When the physician said to him, “You have lived to be an old man,” he said, “That is because I never employed you as my physician.”

—Pausanias, c. 450 BC

Health indeed is a precious thing, to recover and preserve which we undergo any misery, drink bitter potions, freely give our goods—restore a man to his health, his purse lies open to thee.

—Robert Burton, 1621

I have yet, I believe, some years in store, for I have a good state of health and a happy mind, and I take care of both by nourishing the first with temperance and the latter with abundance.

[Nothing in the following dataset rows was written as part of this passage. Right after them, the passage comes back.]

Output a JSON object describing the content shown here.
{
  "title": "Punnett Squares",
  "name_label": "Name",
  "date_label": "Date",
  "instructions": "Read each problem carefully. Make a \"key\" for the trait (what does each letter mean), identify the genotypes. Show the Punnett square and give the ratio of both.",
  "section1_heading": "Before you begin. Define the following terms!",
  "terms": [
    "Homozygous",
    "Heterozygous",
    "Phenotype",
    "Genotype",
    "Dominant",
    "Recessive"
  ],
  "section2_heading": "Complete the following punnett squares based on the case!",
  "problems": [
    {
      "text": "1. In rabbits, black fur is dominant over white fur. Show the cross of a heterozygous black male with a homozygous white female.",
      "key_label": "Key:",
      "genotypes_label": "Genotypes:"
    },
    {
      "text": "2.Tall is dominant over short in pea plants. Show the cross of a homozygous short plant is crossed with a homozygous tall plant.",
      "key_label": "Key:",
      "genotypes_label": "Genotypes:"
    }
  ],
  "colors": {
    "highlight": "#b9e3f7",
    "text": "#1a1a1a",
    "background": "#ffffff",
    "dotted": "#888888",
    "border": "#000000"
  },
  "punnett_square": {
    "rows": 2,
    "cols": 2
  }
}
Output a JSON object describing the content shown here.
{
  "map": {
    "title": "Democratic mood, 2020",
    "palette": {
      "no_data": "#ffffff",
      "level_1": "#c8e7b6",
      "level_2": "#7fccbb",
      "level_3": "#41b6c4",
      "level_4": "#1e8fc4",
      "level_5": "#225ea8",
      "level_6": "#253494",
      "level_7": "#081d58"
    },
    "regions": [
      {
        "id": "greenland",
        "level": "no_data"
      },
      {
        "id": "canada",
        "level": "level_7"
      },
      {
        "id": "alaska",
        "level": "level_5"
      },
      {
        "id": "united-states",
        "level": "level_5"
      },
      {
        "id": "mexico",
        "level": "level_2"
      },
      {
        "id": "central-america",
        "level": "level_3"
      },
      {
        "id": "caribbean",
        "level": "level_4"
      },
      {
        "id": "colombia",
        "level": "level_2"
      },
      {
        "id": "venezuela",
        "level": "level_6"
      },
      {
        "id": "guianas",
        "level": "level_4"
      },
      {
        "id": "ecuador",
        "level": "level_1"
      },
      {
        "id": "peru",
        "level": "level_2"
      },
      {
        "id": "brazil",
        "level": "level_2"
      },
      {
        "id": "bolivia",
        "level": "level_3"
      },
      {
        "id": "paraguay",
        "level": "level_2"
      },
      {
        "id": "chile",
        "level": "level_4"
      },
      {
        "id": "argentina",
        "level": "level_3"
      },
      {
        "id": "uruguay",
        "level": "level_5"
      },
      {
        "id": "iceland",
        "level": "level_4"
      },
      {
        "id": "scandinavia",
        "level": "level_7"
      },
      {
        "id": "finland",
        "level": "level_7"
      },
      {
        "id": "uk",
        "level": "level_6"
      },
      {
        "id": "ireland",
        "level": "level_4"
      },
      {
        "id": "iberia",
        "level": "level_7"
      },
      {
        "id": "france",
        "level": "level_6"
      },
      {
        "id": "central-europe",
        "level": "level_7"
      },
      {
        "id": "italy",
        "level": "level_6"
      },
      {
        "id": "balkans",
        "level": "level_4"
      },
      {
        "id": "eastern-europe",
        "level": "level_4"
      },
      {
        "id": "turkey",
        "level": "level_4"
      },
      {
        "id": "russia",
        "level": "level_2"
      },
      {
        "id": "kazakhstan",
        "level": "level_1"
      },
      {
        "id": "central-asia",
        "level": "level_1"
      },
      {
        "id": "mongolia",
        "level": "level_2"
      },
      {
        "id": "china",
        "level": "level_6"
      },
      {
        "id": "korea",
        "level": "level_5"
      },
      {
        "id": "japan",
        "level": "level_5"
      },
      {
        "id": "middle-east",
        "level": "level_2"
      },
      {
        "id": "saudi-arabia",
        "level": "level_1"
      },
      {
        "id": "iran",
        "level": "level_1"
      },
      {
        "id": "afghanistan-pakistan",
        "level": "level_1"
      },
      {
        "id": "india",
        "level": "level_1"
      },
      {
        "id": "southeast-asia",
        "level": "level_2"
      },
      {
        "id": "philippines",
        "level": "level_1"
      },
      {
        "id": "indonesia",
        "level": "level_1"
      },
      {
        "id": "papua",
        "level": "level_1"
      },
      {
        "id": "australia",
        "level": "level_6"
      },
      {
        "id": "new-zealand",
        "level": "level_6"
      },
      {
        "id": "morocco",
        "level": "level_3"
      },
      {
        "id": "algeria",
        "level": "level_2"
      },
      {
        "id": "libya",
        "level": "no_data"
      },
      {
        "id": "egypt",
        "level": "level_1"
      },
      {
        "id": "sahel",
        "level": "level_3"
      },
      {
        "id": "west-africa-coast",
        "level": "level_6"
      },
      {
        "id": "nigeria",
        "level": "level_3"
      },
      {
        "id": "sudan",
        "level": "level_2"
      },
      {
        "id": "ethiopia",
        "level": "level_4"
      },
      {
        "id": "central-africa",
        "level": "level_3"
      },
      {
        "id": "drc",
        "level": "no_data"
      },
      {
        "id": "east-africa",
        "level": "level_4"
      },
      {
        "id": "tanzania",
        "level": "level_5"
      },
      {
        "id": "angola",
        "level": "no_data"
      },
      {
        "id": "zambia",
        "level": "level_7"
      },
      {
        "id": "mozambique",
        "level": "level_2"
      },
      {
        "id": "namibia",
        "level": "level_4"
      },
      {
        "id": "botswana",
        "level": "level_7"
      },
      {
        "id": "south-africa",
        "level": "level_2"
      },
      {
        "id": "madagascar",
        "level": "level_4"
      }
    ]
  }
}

This, I believe, you will allow to be the true philosophy of life.

—Thomas Paine, 1803

How many desolate creatures on the earth have learnt the simple dues of fellowship and social comfort in a hospital.

—Elizabeth Barrett Browning, 1857

No families take so little medicine as those of doctors, except those of apothecaries.

—Oliver Wendell Holmes, 1860

He is the best physician who is the most ingenious inspirer of hope.

—Samuel Taylor Coleridge, 1833

Be temperate in wine, in eating, girls, and sloth, or the Gout will seize you.

—Benjamin Franklin, 1734

To be sick is to enjoy monarchal prerogatives.

—Charles Lamb, 1833

You can’t find the soul with a scalpel.